We see it on ESPN on those endless highlight loops that run all day. That’s your study. That’s your review. Yet Selig says baseball will review it and study it and ponder it and fret over it and otherwise waste all sorts of valuable time before getting around to the conclusion that he should already know: Instant replay works.
We know it works because we watch replay in action during every single major-league baseball game when in press boxes all over America, almost by instinct, baseball writers reflexively turn their heads toward TV screens to refer to televised replays. In bars and homes everywhere in the baseball-viewing world, the average viewer does the same thing.
They do it in the ballpark, where the replay is shown to anyone with eyes and the ability to check out the replays. So why in the world can everyone else know whether the play is right or wrong, fair or foul, safe or out, home run, ground-rule double or fan interference, but the only people whose job it is to get it right — the major-league umpires — can’t take a peek?
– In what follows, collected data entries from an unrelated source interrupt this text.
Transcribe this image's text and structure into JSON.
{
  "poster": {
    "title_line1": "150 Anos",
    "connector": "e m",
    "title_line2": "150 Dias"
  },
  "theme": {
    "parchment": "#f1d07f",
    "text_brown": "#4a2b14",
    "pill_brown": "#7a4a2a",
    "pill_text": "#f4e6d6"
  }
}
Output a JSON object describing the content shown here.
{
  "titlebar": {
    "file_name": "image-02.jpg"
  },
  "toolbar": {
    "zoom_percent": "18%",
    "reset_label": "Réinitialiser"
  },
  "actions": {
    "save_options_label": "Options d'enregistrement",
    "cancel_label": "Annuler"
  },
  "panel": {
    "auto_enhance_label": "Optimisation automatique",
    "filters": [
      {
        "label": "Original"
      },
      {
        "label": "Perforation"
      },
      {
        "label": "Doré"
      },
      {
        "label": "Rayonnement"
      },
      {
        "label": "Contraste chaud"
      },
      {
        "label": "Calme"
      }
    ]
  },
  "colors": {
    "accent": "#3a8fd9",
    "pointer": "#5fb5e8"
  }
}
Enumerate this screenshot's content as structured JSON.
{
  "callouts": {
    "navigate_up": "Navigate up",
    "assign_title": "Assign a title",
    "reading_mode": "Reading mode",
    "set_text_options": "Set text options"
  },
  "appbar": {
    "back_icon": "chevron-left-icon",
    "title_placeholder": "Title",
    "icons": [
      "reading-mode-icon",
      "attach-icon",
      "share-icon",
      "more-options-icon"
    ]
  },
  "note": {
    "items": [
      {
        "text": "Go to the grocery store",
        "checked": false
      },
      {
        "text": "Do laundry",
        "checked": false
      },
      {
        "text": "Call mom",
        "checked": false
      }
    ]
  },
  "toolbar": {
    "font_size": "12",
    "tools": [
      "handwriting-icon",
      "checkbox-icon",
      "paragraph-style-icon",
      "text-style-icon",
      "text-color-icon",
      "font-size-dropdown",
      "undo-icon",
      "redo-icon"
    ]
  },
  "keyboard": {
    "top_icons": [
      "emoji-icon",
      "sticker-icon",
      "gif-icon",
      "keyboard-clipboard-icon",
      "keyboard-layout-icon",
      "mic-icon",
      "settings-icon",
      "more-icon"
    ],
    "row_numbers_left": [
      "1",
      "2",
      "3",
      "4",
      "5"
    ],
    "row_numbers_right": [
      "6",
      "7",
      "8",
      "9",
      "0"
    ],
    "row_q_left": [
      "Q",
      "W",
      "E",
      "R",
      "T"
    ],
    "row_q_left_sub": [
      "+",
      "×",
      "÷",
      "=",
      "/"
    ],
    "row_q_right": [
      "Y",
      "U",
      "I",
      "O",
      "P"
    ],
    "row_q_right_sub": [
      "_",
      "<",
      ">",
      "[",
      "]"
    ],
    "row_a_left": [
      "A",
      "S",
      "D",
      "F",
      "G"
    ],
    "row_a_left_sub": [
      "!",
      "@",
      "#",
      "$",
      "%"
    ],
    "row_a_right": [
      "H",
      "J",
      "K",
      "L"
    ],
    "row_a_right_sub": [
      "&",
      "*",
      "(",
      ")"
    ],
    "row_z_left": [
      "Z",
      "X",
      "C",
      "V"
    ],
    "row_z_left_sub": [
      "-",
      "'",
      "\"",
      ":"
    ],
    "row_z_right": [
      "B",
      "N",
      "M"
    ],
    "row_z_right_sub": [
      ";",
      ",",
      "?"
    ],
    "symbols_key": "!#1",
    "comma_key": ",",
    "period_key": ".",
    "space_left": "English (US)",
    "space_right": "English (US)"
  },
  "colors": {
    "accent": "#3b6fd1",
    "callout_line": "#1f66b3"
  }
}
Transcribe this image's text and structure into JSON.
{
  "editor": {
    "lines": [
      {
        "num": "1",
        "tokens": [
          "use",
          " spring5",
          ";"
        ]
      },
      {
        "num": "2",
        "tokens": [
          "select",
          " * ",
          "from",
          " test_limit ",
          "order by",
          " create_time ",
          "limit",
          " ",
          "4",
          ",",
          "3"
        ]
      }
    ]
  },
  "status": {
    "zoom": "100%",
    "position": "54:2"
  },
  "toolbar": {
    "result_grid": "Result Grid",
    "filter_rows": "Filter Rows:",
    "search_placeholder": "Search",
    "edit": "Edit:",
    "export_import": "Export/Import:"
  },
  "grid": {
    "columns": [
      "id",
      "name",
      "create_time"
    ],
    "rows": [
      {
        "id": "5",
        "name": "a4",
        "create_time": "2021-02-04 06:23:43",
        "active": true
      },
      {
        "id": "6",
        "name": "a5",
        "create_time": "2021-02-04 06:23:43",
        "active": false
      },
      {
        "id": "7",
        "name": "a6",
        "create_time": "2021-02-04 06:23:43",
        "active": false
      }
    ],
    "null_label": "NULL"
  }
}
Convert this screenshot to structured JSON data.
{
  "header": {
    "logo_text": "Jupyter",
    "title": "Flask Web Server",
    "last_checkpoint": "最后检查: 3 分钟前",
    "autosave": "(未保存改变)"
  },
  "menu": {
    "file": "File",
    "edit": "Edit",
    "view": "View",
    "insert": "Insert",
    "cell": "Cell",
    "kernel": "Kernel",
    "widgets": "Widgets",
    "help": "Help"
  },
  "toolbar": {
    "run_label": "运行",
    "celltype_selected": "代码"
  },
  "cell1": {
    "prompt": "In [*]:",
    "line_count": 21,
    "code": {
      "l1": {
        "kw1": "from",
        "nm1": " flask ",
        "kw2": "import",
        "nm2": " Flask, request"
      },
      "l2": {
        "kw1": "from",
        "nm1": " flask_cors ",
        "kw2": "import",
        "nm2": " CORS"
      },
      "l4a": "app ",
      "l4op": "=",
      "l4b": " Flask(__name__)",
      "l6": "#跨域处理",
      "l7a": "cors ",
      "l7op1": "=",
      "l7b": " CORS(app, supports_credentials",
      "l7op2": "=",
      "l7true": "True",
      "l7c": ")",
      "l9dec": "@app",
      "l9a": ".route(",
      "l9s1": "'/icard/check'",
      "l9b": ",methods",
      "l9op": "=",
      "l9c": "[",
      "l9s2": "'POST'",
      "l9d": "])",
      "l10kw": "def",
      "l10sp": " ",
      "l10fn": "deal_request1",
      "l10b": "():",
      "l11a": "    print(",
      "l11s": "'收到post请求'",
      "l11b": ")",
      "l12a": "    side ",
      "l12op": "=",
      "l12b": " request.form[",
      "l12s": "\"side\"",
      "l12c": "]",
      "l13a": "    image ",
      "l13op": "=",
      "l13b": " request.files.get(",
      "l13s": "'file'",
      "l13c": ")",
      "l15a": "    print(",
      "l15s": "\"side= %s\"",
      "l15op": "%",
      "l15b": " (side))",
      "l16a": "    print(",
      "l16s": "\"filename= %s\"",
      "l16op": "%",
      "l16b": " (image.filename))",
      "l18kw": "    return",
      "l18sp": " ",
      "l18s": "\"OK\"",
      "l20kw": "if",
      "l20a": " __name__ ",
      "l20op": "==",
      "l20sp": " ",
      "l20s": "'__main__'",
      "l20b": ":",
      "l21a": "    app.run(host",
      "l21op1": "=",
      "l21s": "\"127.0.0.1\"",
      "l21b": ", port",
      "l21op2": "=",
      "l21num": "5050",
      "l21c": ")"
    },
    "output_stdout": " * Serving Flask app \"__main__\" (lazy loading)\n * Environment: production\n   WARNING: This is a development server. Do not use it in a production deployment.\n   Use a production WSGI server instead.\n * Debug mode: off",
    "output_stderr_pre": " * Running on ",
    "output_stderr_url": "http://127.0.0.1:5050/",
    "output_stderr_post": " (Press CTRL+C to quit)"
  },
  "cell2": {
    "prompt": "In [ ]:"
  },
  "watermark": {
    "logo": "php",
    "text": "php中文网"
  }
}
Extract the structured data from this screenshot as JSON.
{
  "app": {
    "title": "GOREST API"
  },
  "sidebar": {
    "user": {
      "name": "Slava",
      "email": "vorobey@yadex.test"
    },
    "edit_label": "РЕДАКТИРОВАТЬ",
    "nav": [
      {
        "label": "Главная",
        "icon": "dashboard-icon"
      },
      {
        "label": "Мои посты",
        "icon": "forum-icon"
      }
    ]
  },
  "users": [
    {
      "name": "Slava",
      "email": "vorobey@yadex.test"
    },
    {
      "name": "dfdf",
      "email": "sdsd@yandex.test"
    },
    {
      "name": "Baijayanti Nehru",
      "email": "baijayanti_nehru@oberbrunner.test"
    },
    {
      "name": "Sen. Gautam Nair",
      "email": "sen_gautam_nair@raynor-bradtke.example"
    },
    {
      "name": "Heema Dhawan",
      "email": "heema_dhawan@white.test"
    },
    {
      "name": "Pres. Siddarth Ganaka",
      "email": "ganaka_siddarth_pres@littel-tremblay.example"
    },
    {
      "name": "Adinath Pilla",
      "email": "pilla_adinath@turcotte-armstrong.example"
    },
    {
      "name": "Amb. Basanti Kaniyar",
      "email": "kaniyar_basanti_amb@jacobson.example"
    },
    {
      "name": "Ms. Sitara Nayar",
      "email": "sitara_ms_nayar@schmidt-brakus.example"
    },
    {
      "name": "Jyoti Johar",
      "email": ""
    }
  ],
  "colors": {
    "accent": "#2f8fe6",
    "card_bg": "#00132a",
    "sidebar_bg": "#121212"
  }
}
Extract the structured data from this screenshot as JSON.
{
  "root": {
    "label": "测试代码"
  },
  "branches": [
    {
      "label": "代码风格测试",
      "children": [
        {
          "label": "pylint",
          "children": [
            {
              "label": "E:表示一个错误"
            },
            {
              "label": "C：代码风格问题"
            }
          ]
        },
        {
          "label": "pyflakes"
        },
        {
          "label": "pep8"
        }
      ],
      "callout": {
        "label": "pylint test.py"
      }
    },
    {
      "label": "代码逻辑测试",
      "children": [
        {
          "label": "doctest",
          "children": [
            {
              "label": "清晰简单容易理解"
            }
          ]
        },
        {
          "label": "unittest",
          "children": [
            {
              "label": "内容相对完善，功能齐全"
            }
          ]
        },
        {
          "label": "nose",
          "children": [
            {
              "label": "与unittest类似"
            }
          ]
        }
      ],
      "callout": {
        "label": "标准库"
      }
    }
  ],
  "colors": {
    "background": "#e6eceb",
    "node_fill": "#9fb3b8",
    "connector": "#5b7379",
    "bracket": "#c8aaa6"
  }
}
Why are the main people who should know made to intentionally be the only ones who don’t know?
But what about baseball’s great tradition of the “human element” the romantics ask. In other words, that’s the cloying and cockeyed logic that believes that part of the pure perfection of baseball is its glorified imperfection.
Every time I hear that, I want to scream.
And I want to scream about this too: They tell me instant replay will slow the game down. News flash. It’s already slow. It’s not a video game. It’s baseball, and it was intended to have a more unhurried pace.
Seriously, how much slower would baseball be because of instant replay?
Without replay, just one bad call can create a dispute that turns a game into the Never-ending Story. You know the drill. Controversial call provokes angry snit by player, who throws his cap, stomps the ground, cusses up a storm (elapsed time: 45 seconds).
The player is then joined by the first-base coach, who steps in between the player and ump, huffs and puffs, cusses and fusses, kicks up dirt, shoves the player away again (elapsed time: 1 minute, 45 seconds).
The umpire returns fire, cussing and pointing, waving his hands hysterically while ducking the spittle and insults coming from the manager, who has now joined the little dust-up (elapsed time: 2:10).
And boy is the manager putting on a show. In a fit of irrational showmanship, our feisty field general is building a dirt castle over home plate, throwing a tantrum and the base toward the outfield and has now questioned the umpire’s vision and family lineage (elapsed time: 2:30).
And now both the player and manager have been tossed out of the game, and the manager is in the dugout lobbing batting helmets, gloves, bats and water buckets onto the field.
In the three-plus minutes that traditional little circus would take, the umps could have reviewed 15 plays, and been done with it.